NOÇÃO, CARACTERÍSTICAS, DISTINÇÕES) Locação imobiliária para fins habitacionais - Violação da obrigação de registro de que trata o art. 1, parágrafo 346, da lei n. 311 de 2004 - Nulidade do contrato - Direito à indenização de ocupação - Existência - Predeterminação legal ex art. 1, parágrafo 59, lei n. 208 de 2015 - Condições e limites - Hipótese. À nulidade do contrato de locação por violação da obrigação de registro, nos termos do art. 1, parágrafo 346, da lei n. 311 de 2004, decorre o direito do proprietário do bem ao pagamento da indenização de ocupação, cuja quantificação está sujeita à predeterminação legal de que trata o art. 1, parágrafo 59, da lei n. 208 de 2015 apenas no caso em que, preenchidos os demais pressupostos, a relação tenha surgido após a entrada em vigor da norma. (Na hipótese, a S.C. confirmou a sentença de mérito que, ao declarar nulo ex art. 1, parágrafo 346, da lei n. 311 de 2004, um contrato de locação de 2010 - que havia sido posteriormente denunciado, em 2012, nos termos do art. 3, parágrafos 8 e 9, do d.lgs. n. 23 de 2011 -, condenou os ocupantes do imóvel ao pagamento de uma indenização parametrizada ao aluguel convencionado entre as partes, considerando inaplicável, ratione temporis, a disciplina de que trata o art. 1, parágrafo 59, da lei n. 208 de 2015).

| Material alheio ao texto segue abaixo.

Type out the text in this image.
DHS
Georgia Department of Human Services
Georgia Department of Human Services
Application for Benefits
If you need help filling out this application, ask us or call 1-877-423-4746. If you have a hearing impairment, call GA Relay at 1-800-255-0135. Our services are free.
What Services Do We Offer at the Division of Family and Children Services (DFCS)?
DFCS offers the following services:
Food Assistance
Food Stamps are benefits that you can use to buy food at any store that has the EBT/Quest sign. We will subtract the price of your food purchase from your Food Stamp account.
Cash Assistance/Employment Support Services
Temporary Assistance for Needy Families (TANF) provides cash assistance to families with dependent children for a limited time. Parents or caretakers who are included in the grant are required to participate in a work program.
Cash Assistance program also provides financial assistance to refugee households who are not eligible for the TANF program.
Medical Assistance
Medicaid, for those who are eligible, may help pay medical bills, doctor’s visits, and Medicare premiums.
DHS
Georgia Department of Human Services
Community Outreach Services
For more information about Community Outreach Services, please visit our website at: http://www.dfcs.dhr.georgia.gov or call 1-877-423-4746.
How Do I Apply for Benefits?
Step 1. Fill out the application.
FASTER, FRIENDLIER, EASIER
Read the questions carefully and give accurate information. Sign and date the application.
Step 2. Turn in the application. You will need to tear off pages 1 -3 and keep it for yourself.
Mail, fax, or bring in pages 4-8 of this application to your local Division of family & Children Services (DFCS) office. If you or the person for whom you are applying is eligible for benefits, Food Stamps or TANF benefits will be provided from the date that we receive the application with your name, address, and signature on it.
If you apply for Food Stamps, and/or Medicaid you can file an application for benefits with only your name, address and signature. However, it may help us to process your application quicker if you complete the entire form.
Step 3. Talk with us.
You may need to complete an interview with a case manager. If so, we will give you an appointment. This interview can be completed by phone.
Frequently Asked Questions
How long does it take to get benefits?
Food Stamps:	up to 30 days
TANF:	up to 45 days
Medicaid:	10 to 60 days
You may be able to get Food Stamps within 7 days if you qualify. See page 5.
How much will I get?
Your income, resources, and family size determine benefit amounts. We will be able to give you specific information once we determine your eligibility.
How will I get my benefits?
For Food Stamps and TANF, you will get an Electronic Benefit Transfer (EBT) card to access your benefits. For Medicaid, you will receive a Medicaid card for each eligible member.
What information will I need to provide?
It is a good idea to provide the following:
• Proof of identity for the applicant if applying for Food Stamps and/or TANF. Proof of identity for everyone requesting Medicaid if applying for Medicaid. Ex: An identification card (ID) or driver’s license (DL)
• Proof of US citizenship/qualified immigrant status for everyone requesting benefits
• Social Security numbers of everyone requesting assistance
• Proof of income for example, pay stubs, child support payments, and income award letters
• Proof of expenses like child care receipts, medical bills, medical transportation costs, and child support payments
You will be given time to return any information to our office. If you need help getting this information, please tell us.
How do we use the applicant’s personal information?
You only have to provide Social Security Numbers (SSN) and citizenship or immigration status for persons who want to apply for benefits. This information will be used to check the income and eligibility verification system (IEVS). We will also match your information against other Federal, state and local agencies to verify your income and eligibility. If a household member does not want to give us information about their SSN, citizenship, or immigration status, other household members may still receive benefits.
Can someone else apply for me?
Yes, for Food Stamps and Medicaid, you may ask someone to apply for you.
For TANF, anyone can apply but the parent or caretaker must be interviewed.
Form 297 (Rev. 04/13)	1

O Direito à Indenização de Ocupação

A sentença esclarece que, apesar da nulidade do contrato, o proprietário tem direito a uma indenização de ocupação. Esta indenização deve ser quantificada segundo os critérios estabelecidos pela lei, em particular o art. 1, parágrafo 59, da lei n. 208 de 2015, que prevê a predeterminação legal da indenização. No entanto, é fundamental notar que esta norma se aplica apenas se o contrato de locação foi celebrado após a sua entrada em vigor. No caso específico, o contrato de locação era de 2010 e, portanto, não podia beneficiar desta disciplina.

Conclusões

A sentença n. 19808 de 2024 representa uma importante decisão da Corte de Cassação em matéria de locação, sublinhando a necessidade de registrar os contratos para garantir a sua validade. Além disso, estabelece que o direito à indenização de ocupação não é automaticamente excluído pela nulidade do contrato, mas deve ser avaliado segundo as normas vigentes. Esta decisão oferece um útil ponto de reflexão para proprietários e inquilinos, lembrando a importância de respeitar as disposições legais em matéria de locação.